Helping You Get the Most Out of Your Misery
Friday, March 25, 2005
When my wife and I were in Europe last summer, we got off of our train in a small village in the Czech Republic because I was convinced I'd caught a glimpse of Jim Nabors in the station. My wife wasn't nuts about the idea of leaving the train, which would probably make us late to the Miniatures Convention we were hoping to attend in Brno, but she got off with me anyway, because she knows what a huge fan I am of Mayberry RFD and anything even tangentially associated with it.
I was wrong, of course. Jim Nabors, I later learned, was actually starring in a production of Jacques Brel Is Alive and Well and Living in Paris at a dinner theater in Dubuque at that time. I don't know who the hell I saw, but it sure wasn't Jim Nabors.
So there we were in a tiny little village in the middle of nowhere. The town square consisted of a taxidermist, a bar and--much to our surprise--a Hardee's. Being fond of neither dead animals screwed onto chunks of varnished wood nor charbroiled burgers, we opted for the bar. Maybe it was the fact that it was 11:00 AM local time or maybe it was just not a popular place, but we had the bar almost entirely to ourselves. The only other customer was a small woman in a turban sitting in the corner. We stepped up to the bar and ordered two glasses of the local special, which seemed to us to be a thick, wheaten beer with chunks of licorice floating in it.
We carried our glasses to a table by the window and sat. My wife excused herself to go to the bathroom. I looked around the place while she was away, taking in the utter lack of charm.

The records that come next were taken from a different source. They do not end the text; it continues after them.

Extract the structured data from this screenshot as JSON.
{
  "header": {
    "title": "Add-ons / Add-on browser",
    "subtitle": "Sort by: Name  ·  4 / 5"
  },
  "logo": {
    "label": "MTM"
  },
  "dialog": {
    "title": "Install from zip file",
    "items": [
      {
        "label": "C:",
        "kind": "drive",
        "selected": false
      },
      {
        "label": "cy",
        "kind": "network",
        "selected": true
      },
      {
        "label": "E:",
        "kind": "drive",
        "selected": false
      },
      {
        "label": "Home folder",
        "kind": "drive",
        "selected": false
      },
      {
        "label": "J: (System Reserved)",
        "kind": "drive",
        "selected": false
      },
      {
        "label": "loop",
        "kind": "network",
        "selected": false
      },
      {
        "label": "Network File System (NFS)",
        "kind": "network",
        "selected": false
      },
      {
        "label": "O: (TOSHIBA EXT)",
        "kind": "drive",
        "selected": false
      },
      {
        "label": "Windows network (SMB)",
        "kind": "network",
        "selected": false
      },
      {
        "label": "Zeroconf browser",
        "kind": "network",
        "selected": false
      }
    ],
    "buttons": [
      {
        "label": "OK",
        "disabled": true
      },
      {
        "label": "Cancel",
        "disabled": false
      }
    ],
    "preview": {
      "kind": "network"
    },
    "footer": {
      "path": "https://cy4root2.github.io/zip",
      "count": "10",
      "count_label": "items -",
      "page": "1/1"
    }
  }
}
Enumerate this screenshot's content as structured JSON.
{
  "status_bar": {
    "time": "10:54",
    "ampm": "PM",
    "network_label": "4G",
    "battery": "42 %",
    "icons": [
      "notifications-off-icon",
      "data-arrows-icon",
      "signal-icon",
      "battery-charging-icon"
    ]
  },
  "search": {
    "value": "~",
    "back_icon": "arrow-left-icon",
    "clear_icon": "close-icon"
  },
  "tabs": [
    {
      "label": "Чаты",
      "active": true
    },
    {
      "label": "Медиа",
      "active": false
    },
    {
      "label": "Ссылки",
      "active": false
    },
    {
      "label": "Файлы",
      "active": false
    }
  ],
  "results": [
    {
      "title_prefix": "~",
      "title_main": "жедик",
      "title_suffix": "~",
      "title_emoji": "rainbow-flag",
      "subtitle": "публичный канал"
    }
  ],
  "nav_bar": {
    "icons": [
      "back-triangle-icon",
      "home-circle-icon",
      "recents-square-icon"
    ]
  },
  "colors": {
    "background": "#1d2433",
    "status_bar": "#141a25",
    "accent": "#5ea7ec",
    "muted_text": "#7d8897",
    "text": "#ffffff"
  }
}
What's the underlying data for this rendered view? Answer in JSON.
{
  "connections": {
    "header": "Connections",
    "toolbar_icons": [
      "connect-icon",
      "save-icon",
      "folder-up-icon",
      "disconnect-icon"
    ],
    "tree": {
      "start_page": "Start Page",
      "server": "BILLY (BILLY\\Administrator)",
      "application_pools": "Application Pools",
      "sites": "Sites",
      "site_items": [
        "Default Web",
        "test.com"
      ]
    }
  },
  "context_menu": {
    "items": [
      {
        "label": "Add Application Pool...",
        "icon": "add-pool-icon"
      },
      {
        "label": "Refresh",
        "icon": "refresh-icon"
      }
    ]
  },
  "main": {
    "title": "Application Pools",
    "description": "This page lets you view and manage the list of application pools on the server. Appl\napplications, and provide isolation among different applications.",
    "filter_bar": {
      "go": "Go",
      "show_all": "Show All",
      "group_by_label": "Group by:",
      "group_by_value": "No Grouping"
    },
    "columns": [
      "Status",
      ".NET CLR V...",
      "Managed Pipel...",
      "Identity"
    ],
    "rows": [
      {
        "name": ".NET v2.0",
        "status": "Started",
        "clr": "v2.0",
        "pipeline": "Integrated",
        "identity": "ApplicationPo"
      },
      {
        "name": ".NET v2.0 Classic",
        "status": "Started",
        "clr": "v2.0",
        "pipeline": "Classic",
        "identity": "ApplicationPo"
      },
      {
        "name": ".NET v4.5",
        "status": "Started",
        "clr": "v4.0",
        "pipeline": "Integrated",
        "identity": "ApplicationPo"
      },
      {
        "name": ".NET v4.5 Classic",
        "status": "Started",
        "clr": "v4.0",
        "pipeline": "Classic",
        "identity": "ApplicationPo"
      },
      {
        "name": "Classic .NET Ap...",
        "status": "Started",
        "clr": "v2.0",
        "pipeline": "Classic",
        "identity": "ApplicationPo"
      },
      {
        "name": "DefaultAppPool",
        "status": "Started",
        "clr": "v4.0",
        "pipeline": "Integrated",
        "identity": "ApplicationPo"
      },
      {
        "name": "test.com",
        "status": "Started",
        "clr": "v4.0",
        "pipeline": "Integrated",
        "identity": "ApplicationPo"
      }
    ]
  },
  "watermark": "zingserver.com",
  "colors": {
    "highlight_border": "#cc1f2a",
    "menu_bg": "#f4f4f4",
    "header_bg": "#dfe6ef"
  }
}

The one bright note in the place, which seemed very much like the sort of bar where gravediggers would go to have a good cry, was a life-size statue of Big Bird, apparently carved from a huge log. I was delighted that the reach of the Children's Television Workshop was long enough to reach into a former Soviet Bloc country and was more delighted still to have a good photo op to cheer up an otherwise bleak detour on our trip.
When my wife got back from the bathroom, I suggested we get someone to take our picture with the oaken Muppet. She was game. The bartender seemed to be busy hacking up licorice sticks to make more of the Aniseweizen, so we asked the turbaned woman. She spoke no English, of course, but we made ourselves understood by yelling loudly and slowing our speech down to a moron-proof crawl. Finally, I had to drag the old bird from her table, place both of her hands firmly on the camera(I'm ashamed to say I may have given her pinky a small fracture at this point), and threaten her to get her to take the shot. But she did it. I thanked her and tossed one of the near-worthless local coins at her by way of a thank you. She didn't seem very happy as she toddled back to her perch.
We checked the time and figured that the next train out would be coming in a few minutes, so we chugged our lumpy brews and made for the door. As I turned around to wave goodbye to our assistant shutterbug, I saw that she was making a strange gesture and spitting at me a little. I smiled and then put her out of my mind.
The miniatures convention was fantastic. You haven't lived until you've seen what fine Eastern-European craftsmen can do with a doll-house kitchen and tiny, tiny vegetables. I cried. The rest of the trip went off without a hitch and we went home, later to make some really nifty scrapbooks of our experience.
Now, seven months after that afternoon, I find the little old lady on my mind again. You see, last week, a small patch of white fur began to grow on my right shin. My chest hair's been turning white for years, so I didn't think too much of it at first. But it began to spread. What started out as a snowy tuft a couple of inches below my kneecap grew from the size of a penny to the size of a nickle to the size of a two-pence coin. This irritated me, as I feel very strongly that the two-pence coin is the most worthless piece of money in the known universe. What the fuck costs two pence? Why not just use two one-pence coins? Anyway, once it got to tuppence-size, it pretty much stopped growing. My wife was puzzled, because it didn't look like any other hair on my body.
We cut some of the fur off and took it to a friend of ours who works in a lab. After running a battery of tests, our friend reported back to us that this was rabbit fur. I asked him, "Rabbit fur? Are you certain?" To which he replied, "Dude, I work in a lab. So...y'know." That was enough for me. Case closed.
But knowing what it was didn't explain why it was there. My wife and I racked our brains, trying to think of an explanation. Then, while we were eating our morning Apple Jacks over a rerun of Sesame Street, it hit me: Big Bird! I shouted out loud, "Big Bird!" My wife didn't really make much of this, as I do it often. This time, though, I had a better reason than childish glee. I'd remembered, you see, the old lady and her spittish gestures. And I knew.
I have been cursed by the lamest gypsy ever. I mean, come on! A curse that takes seven fucking months to work? And then, then when it does, all I got is a little patch of rabbit fur? What fucking ever.
So I've learned a lesson from all of this. Drunk gypsies can't curse for shit. If you ever fear that a gypsy is going to curse you, just get her drunk.
Now, if you'll excuse me, I'm off to buy some Nair.